Diese Worte Jesu werden sehr oft herangezogen, um zu beweisen, daß selbst Jesus absolut nichts hinsichtlich des Zeitpunkts seines Kommens wußte. Ist das aber, was Jesus sagte? Nein! Den allgemeinen Zeitrahmen von "diese Generation" hat Jesus gleich mehrfach erwähnt, was niemandem und selbst ihm nicht bekannt war, das war "Tag und Stunde"! Jesus sagte hier nicht, daß seine vorherigen Worte über "diese Generation" nur loses und unbedeutendes Geschwätz gewesen waren, er betonte vielmehr indirekt, daß der Zeitrahmen von "dieses Geschlecht" stimmt, die weiteren Einzelheiten wie Tag und Stunde aber von Gott nicht offenbart waren.

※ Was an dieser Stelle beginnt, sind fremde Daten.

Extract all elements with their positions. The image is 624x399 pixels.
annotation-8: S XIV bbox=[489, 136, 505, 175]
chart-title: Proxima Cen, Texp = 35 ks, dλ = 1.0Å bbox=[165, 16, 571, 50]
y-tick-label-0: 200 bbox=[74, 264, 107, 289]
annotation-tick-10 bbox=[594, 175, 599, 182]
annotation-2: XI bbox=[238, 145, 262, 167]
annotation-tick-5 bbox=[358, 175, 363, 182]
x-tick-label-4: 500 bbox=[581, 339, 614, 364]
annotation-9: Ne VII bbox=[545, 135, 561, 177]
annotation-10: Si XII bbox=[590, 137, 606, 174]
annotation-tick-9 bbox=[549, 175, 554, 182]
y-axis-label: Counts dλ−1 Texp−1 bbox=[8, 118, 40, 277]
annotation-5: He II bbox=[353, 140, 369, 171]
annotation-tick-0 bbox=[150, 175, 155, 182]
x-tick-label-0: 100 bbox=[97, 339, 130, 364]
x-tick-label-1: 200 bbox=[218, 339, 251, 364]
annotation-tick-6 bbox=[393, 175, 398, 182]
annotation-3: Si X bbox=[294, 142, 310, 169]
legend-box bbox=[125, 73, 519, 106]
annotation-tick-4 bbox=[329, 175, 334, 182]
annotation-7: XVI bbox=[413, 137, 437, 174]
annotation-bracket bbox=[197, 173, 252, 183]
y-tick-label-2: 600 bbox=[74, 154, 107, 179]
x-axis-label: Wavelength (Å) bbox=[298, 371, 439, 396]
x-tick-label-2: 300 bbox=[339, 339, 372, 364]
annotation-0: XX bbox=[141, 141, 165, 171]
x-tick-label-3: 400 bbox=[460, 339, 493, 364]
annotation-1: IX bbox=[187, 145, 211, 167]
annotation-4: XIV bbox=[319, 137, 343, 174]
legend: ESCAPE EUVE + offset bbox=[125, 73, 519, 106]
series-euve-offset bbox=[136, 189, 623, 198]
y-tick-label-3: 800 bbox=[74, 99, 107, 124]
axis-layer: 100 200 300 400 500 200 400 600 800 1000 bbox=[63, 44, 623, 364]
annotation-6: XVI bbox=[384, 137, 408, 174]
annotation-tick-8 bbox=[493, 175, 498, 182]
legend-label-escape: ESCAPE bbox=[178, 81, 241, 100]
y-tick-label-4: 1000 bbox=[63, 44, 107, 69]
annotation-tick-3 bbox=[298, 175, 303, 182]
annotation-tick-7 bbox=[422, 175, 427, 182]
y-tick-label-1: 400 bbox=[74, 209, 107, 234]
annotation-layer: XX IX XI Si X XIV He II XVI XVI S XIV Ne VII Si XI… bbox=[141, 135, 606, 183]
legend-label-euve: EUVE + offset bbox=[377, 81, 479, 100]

Jesus verkündete als Prophet, daß sein Kommen am Ende des Äons im Gericht mit der Verwüstung von Jerusalem und Tempel, in der Generation seiner damals lebenden Zeitgenossen geschehen würde. War Jesus etwa ein falscher Prophet, dessen Voraussagen nicht eintraten (vgl. 5Mo 18,22)? Die Vertreter eines noch immer zukünftigen Kommens mit der Vorstellung, diese Vorhersagen Jesu seien bislang unerfüllt, sind sich zumeist der Problematik ihrer Ideen nicht bewußt und sie erkennen meist gar nicht, daß sie mit ihrer Idee Jesus als falschen Propheten hinstellen! Die Wahrheit ist einfach: Was Jesus vorhersagte, trat genau in dem Zeitrahmen ein, den er angekündigt hatte. "Dies alles" geschah noch innerhalb jener Generation, ca. 40 Jahre, nachdem Jesus die Prophezeiungen gemacht hatte.
Es ist unbestritten, daß die Apostel in ihren Schriften schrieben, daß sie das Kommen Christi während ihres Lebens erwarteten. Verschiedene Schriftstellen aus den neutestamentlichen Briefen weisen darauf hin. Diejenigen, die an ein noch immer zukünftiges "zweites Kommen" Christi glauben und solches lehren, machen nicht nur Jesus zu einem falschen Propheten, sondern behaupten mit ihrer Annahme auch, daß die Apostel mit ihrer Lehre und ihren Schriften falsch lagen. Damit stellen sie auch die Inspiration der Schrift in Frage, denn die Apostel lehrten und schrieben nicht einfach ihre persönliche Meinung, sondern, was sie vom Herrn empfangen hatten. Mit anderen Worten, falls die in der Schrift aufgezeichneten Worte Jesu und der Apostel nicht wahr sind, wird die Bibel als das Wort Gottes in Frage gestellt.
Auch in dieser Sache stehen wir vor der Wahl, die Schrift zu erforschen und dem in der Schrift offenbarten Wort Gottes zu folgen, oder uns von menschlichen Traditionen und Lehren von Menschen leiten zu lassen. Wenn wir Jesu und der Apostel Lehre betrachten, ergibt sich, daß sie das Kommen Jesu und Ende des Äons mit der Verwüstung Jerusalems und des Tempels verbanden, und daß dieses Kommen Jesu noch in jener Generation stattfinden würde.